Sir Ivan Rogers – UK Permanent Representative to the EU since 2013 – announced he was quitting the role, in a lengthy letter to colleagues warning against “ill-founded arguments and muddled thinking”.
Rogers, emphasising the growing void on the issue of how to exit the EU, admitted that he had not been made aware of what the Tory Government’s strategy was almost six months since the referendum result in June 2016.
“We do not yet know what the Government will set as negotiating objectives for the UK’s relationship with the EU after exit,” he conceded, before adding that ”Serious multilateral negotiating experience is in short supply in Whitehall”.
Rogers has faced criticism from hard-Brexiteer supporters after his comments warning of a lengthy, complex negotiation process were leaked to the press in December. He had said that it could take ten years for any UK-EU trade deal to emerge – and even then such a deal would face potential vetoes across the 27 EU nations.
Nicholas MacPherson, chief secretary to the Treasury from 2005 until 2016, added that he “Can’t understand wilful and total destruction of EU expertise”, suggesting that other senior figures were being excluded from Brexit preparation.
SNP MEP Alyn Smith said that Rogers resignation was “mild compared to what I’ve heard privately several times from their UK officials”.
Prime Minister Theresa May has pledged to trigger Article 50 of the Lisbon Treaty – which begins a maximum of a two years in exit talks – before the end of March this year. However, no clear answers have been provided on what the Tory’s preferred exit terms will be – and senior members of the cabinet are at loggerheads over the issue.

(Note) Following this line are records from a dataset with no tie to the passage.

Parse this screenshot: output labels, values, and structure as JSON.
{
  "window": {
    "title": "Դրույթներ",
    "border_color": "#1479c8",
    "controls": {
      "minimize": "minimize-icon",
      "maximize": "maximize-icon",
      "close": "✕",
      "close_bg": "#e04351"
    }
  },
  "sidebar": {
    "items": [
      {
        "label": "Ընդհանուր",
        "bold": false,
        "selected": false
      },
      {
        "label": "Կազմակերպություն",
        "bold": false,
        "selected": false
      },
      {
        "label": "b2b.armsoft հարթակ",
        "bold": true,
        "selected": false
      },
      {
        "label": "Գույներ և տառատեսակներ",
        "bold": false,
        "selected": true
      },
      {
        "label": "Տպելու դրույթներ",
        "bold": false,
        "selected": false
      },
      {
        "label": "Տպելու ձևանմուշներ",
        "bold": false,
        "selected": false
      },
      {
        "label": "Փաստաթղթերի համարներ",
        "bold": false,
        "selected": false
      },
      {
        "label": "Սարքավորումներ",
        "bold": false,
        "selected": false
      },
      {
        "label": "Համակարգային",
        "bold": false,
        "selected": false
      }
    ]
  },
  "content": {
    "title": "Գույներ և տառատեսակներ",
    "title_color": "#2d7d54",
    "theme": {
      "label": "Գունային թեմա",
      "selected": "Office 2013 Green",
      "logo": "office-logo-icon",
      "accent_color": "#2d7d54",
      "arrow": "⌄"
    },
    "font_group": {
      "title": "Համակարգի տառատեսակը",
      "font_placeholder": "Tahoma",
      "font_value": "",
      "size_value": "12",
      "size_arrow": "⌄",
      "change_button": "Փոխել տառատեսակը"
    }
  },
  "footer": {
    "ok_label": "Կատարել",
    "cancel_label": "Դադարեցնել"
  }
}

In six months Brexit chaos has led to a sharp devaluation in the pound, multiple (and yet unfinished) legal squabbles in the courts, the rising prospect of a fresh independence referendum, warnings from the Irish government, financial businesses preparing to leave the city of London, and loud Tory attacks on migrant rights.
It is still unknown whether the Tories will announce a ‘hard Brexit’ – leaving the EU’s single market and customs union. However, signals from Downing Street reiterate that ‘controlling migration’ is a red-line issues – a principle that European leaders have refused to separate from the continent’s trading policy.
Proposals published at the end of 2016 by the Scottish Government called for a compromise position that averted a hard Brexit – either on a UK basis or through supporting an EFTA-style deal for Scotland with further devolution.
European Free Trade Association members Norway, Iceland, and Lichtenstein are members of the single market through EFTA’s treaty on the European Economic Area.
Westminster leaders have shown only limited interest in these proposals.
Instead limited information on Tory plans has been leaked – including a scathing insider memo warning in November that “no common strategy has emerged” on Brexit, and that the government was struggling with the increased workload.
Another set of photographed notes from a Tory aid described the approach to Brexit as “have cake and eat it”, in reference to unrealistic expectations that the EU will bow dow to all Tory demands in talks.
May has said Brexit will be “red, white and blue”.